L'illégalité d'une construction ne constitue pas en soi un trouble anormal de voisinage

Les voisins d’un lotissement ont obtenu devant la Cour administrative d’appel de Bordeaux la condamnation du propriétaire de cet ouvrage public à les indemniser à hauteur de 124.000 € en raison du trouble anormal de voisinage que leur cause sa présence.

La Cour administrative d’appel de Bordeaux s’est plus particulièrement fondée sur l’illégalité du permis de construire pour retenir que les voisins du lotissement subissaient un trouble anormal de voisinage.

Par un arrêt du 28 septembre 2016, le Conseil d’Etat a cassé cette décision et renvoyé les parties devant la Cour administrative d’appel de Bordeaux.

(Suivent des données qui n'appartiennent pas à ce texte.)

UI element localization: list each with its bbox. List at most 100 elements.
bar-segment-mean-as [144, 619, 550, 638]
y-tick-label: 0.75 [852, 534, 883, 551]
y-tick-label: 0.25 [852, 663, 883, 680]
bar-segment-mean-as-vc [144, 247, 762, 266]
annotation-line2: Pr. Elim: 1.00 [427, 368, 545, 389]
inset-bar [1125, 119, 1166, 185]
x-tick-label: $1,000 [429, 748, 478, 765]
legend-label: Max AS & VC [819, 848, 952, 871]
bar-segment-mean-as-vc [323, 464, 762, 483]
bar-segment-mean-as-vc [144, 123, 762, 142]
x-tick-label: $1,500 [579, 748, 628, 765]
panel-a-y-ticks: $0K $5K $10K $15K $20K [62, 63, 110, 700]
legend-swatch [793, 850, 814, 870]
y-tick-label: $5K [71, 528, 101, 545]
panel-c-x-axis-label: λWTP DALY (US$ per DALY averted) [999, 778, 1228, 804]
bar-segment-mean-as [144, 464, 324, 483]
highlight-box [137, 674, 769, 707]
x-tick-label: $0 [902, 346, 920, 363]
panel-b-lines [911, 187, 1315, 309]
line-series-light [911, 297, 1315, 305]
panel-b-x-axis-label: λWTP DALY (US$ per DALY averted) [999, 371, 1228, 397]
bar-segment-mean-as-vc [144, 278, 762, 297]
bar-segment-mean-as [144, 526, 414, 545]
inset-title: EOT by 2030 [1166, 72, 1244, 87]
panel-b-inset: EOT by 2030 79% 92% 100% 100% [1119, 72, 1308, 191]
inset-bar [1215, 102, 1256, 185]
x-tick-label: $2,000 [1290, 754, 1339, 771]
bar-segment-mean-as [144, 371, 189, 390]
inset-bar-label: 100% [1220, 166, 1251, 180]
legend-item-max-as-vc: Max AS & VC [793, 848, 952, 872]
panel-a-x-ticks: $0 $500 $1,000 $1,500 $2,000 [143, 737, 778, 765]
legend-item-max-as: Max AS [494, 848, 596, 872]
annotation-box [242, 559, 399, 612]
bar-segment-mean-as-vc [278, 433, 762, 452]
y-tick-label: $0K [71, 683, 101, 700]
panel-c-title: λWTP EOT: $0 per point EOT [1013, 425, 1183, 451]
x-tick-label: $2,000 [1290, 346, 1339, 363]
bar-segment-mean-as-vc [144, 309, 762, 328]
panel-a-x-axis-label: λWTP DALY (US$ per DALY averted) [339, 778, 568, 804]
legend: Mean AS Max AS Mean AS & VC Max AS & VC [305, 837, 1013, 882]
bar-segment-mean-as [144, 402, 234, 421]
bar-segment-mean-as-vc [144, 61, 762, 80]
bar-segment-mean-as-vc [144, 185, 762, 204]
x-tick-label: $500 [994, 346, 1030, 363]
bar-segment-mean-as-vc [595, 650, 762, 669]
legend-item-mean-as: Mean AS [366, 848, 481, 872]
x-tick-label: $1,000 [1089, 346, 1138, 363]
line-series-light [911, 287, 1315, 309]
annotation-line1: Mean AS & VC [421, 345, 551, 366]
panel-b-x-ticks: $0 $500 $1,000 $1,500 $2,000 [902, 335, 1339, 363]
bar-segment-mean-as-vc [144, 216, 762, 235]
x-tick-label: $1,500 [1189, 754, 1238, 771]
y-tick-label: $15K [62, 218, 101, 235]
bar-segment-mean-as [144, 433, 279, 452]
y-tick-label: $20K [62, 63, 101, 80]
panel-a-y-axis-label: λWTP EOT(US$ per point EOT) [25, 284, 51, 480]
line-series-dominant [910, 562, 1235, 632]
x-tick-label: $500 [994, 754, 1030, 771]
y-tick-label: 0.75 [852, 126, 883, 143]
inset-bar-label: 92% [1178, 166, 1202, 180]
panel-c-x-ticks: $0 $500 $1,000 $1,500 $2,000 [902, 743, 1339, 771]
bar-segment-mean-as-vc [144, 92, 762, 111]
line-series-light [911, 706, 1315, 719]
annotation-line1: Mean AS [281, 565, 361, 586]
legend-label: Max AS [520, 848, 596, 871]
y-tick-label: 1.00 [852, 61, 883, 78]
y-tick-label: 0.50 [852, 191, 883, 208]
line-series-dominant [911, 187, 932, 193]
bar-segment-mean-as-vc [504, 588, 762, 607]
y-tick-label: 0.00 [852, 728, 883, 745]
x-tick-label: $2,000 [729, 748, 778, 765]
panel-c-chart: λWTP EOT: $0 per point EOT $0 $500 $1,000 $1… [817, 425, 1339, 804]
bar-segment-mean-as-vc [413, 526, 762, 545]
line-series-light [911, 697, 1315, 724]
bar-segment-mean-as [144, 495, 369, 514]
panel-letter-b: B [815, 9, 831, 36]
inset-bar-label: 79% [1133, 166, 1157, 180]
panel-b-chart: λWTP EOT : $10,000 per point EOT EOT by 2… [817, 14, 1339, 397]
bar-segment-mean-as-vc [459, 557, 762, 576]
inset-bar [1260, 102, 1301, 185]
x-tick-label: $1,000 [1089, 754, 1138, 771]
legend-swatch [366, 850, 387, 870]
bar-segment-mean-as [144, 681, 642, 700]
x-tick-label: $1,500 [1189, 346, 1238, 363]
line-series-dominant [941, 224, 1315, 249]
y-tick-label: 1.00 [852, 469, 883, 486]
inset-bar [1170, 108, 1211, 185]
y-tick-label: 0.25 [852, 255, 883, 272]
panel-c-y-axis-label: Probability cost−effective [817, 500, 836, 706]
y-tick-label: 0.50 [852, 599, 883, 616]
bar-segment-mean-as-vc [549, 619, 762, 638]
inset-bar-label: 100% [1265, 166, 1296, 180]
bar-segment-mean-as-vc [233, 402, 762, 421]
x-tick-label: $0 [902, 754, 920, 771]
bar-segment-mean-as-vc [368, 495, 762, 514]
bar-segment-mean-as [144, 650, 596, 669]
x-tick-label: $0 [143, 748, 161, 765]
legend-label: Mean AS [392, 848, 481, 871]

La haute juridiction administrative rappelle tout d’abord les grands principes de la responsabilité sans faute du propriétaire d’un ouvrage public en matière de trouble anormal de voisinage :

« pour retenir la responsabilité sans faute du propriétaire d'un ouvrage public à l'égard des tiers par rapport à cet ouvrage, le juge administratif apprécie si le préjudice allégué revêt un caractère anormal ; qu'il lui revient d'apprécier si les troubles permanents qu'entraîne la présence de l'ouvrage public sont supérieurs à ceux qui affectent tout résident d'une habitation située dans une zone urbanisée, et qui se trouve normalement exposé au risque de voir des immeubles collectifs édifiés sur les parcelles voisines ; que l'illégalité affectant une autorisation d’urbanisme ne saurait par elle-même suffire à caractériser l'anormalité du préjudice ».

Puis le Conseil d’Etat se livre à une véritable correction de l’arrêt de la Cour administrative d’appel de Bordeaux :

« pour juger que les troubles de voisinage qu'entraînait, pour les consorts D..., la seule présence de l'ouvrage public érigé par l'OPH Gironde Habitat créaient un dommage permanent de nature à engager la responsabilité sans faute de l'office, à leur égard, la cour administrative d'appel de Bordeaux s'est bornée à relever que le permis de construire avait été accordé en méconnaissance des règles d’urbanisme applicables et que les intéressés ne pouvaient, dès lors, s'attendre à une telle réalisation sur le terrain contigu à leur propriété ; qu'en se fondant sur cette seule circonstance, sans rechercher si le préjudice résultant de la proximité d'un ensemble immobilier par rapport à la parcelle où résidaient les intéressés revêtait, dans les circonstances de l'espèce, un caractère anormal, la cour a commis une erreur de droit ».

La circonstance qu’une construction méconnait les règles d'urbanisme applicables ne permet donc pas de caractériser un trouble anormal de voisinage.

Les parties au litige sont en conséquence renvoyées devant la Cour administrative d'appel de Bordeaux pour que cette dernière revoit sa copie.